Em 26 de Novembro de 2014, à saída da prisão de Évora, onde
foi visitar o amigo José Sócrates, o ex-governante e ex-presidente da República
e actual Conselheiro de Estado invectivou magistrados, inspectores da
Judiciária e da Autoridade Tributária, quantos, ao longo de um ano, cooperaram
nos fundamentos processuais (até ao momento, 800 páginas de provas
indiciárias), que persuadiram um juiz de Instrução Criminal a ditar prisão
preventiva para um ex-primeiro-ministro.
Mas ontem, Mário Soares, um ex-primeiro-ministro absolveu
José Sócrates, outro ex-primeiro-ministro e condenou liminarmente a Justiça. O primeiro
foi declarado inocente sem esperar
pelo julgamento e a segunda considerada uma tropelia, uma vergonha, uma
infâmia, uma bandalheira, coisa de uns tipos, de malandros. Pensaria Mário Soares, em 1983, que um belo dia, em
2014, poderia ser vítima da sua alteração do Código Penal?
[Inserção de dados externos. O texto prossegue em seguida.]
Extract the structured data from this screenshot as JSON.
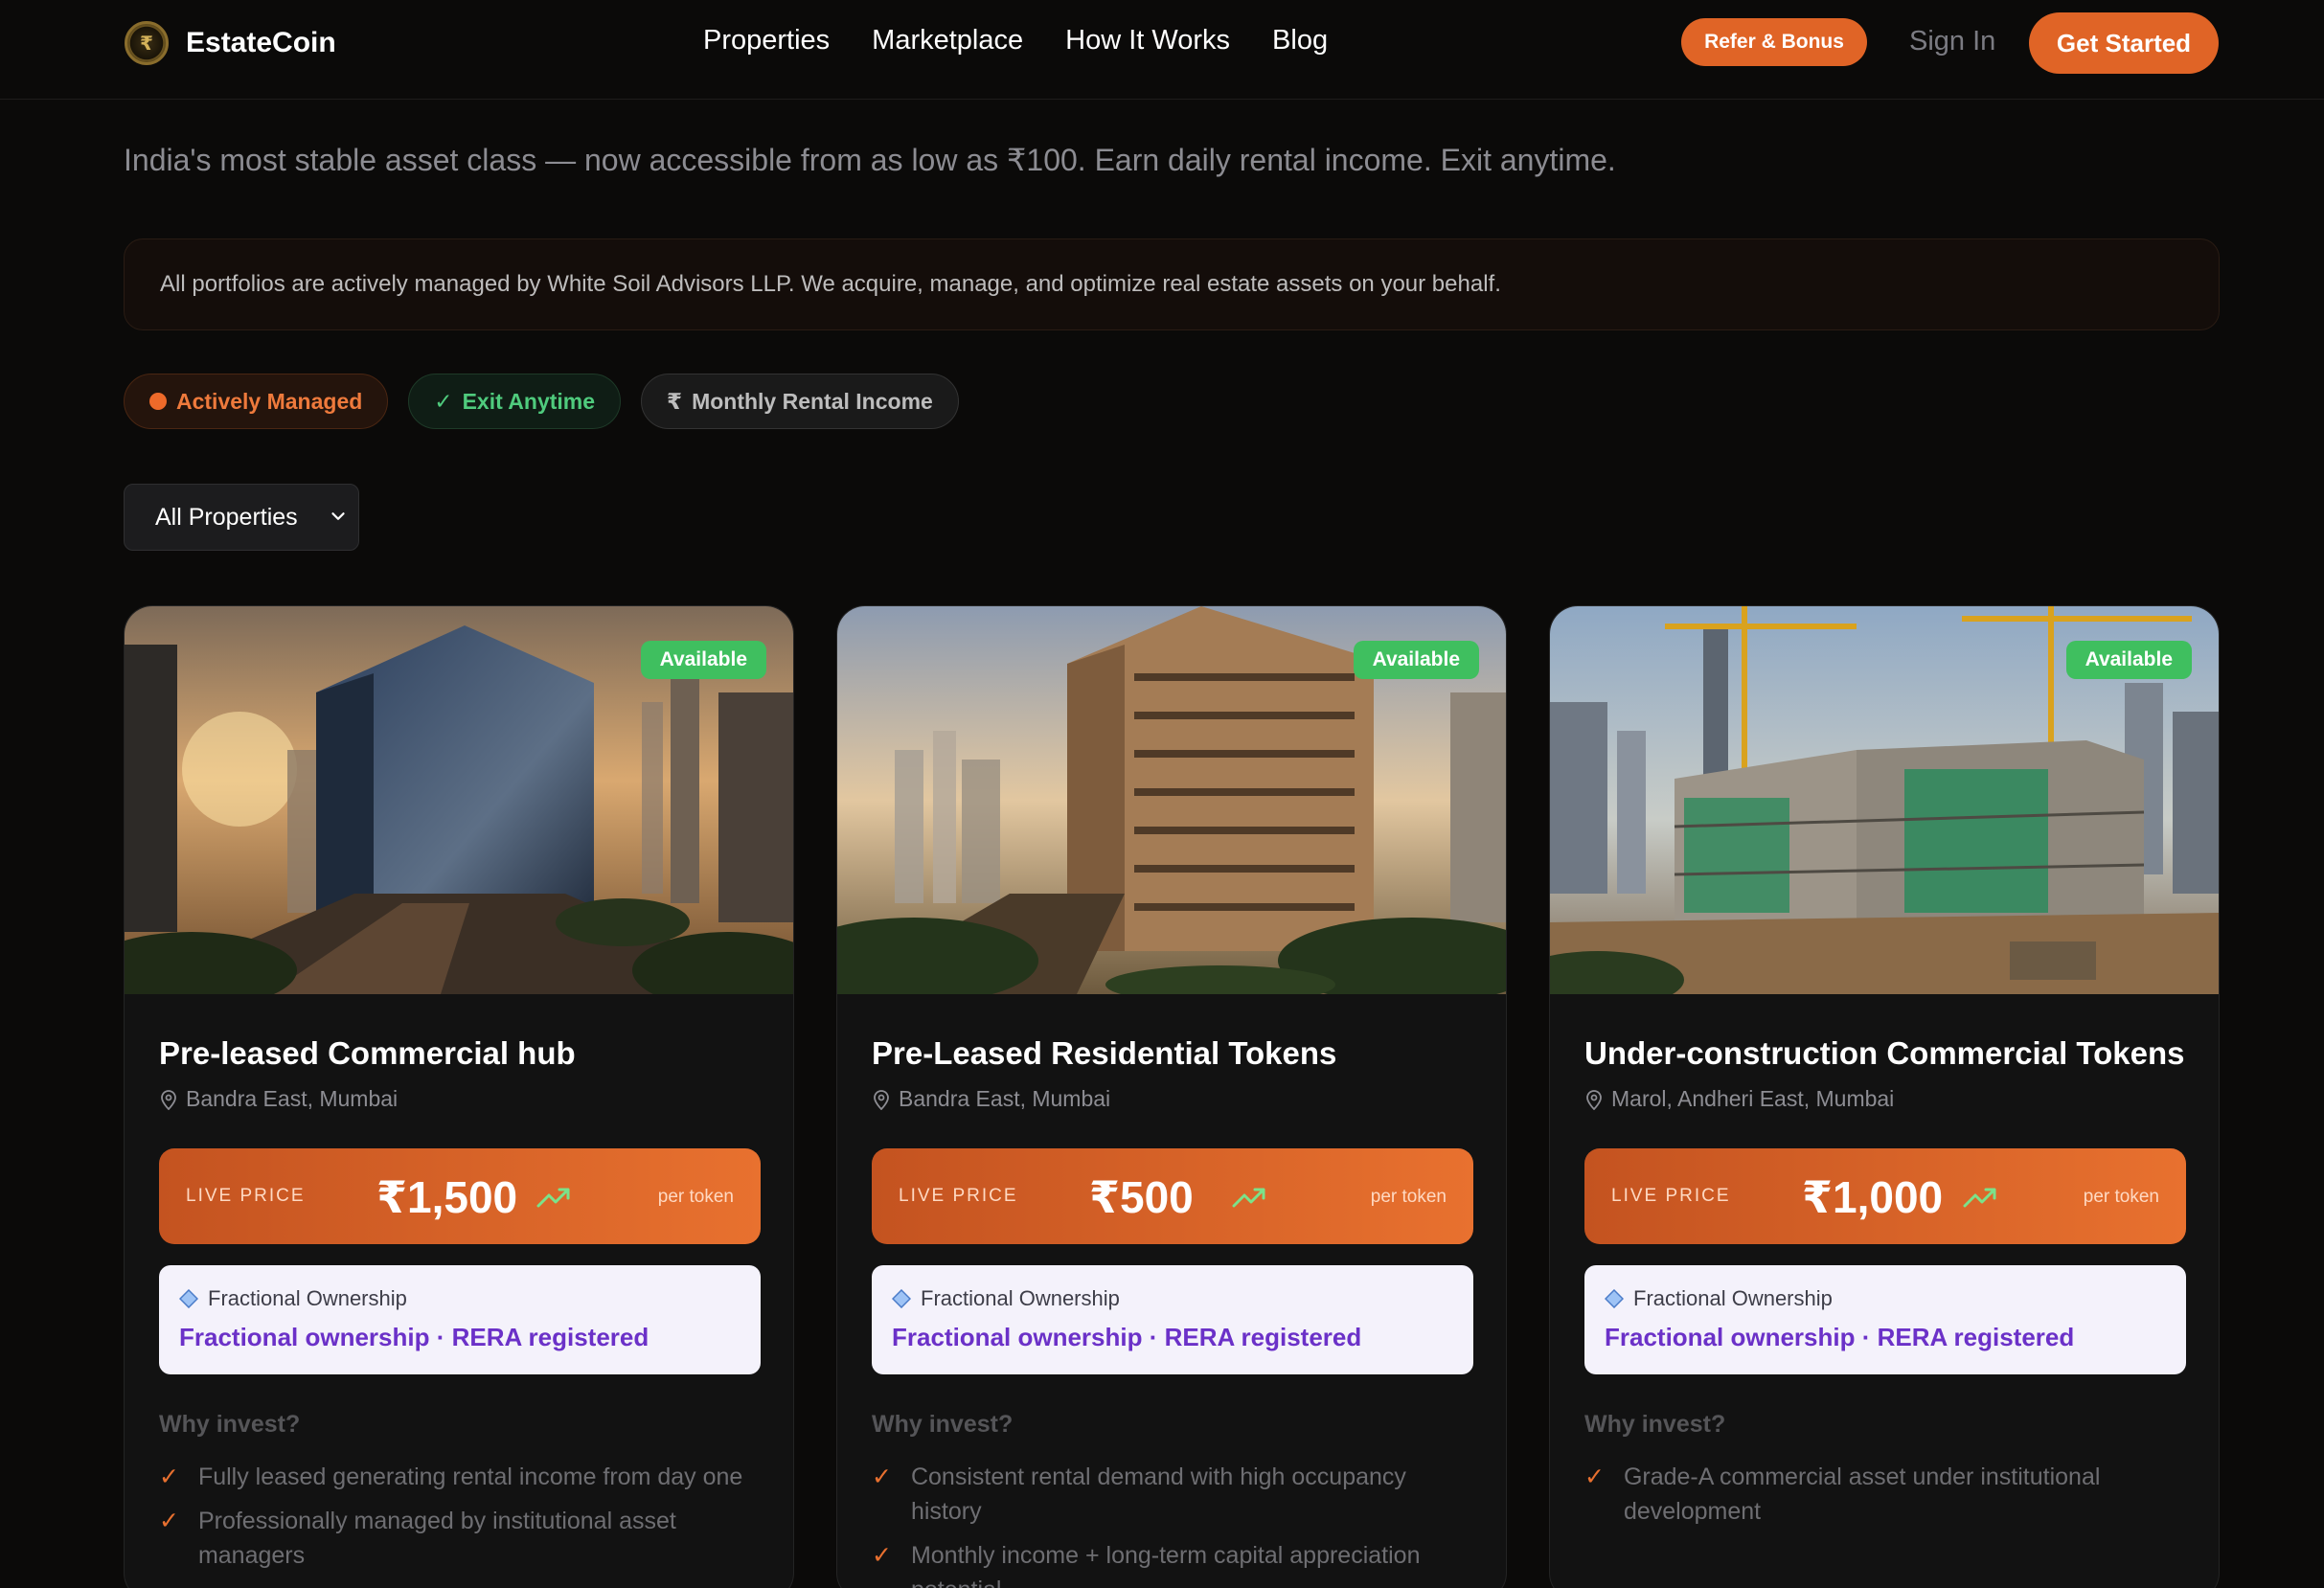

É evidente que o ex-primeiro magistrado da Nação sempre
adoptou a pele de animal feroz na
defesa de determinados amigos. Não se trata de uma questão de idade ou de emoção
de circunstância. Defendeu continuadamente o amigo Carlos Andrés Pérez, que foi presidente da República da Venezuela, alvo de impeachment por acção da
Procuradoria-Geral da República e do Congresso Nacional, sendo destituído, em
1993, detido preventivamente e depois sentenciado a dois anos e quatro meses de
prisão. Acusação confirmada: peculato
doloso e apropriação indevida. No que toca à fortuna pessoal, por
via política, as estimativas situavam André Pérez ao nível das centenas de
milhões de dólares. Era alcunhado saudita.
Igualmente defendeu convictamente o amigo Bettino Craxi, ex-primeiro ministro de Itália, amigo de Berlusconi, apanhado na
Operação Mãos Limpas.
Demitiu-se por corrupção.
Não cumpriu a pena de 14 anos. Fugiu para a Tunísia, onde faleceu, amparado
pelos 150 milhões de euros da conta poupança afincadamente amealhada ao leme do
governo.
Neste momento, José Sócrates não é inocente: apenas beneficia de presunção de inocência. Ontem, em
Évora, Mário Soares, ex-primeiro ministro e ex-presidente da República e actual
conselheiro de Estado, protagonizou uma cena de degradação entre o patético e o
preocupante. O patético é óbvio. O senador
está a precisar de descanso no Palácio da Pena. O preocupante é que
alguém o secunde, pois está convencido que o país pensa como ele. José Sócrates
até poderá ter alguma razão para queixumes. Mas muito mal andará se continuar a
receber visitas de nível tão elevado.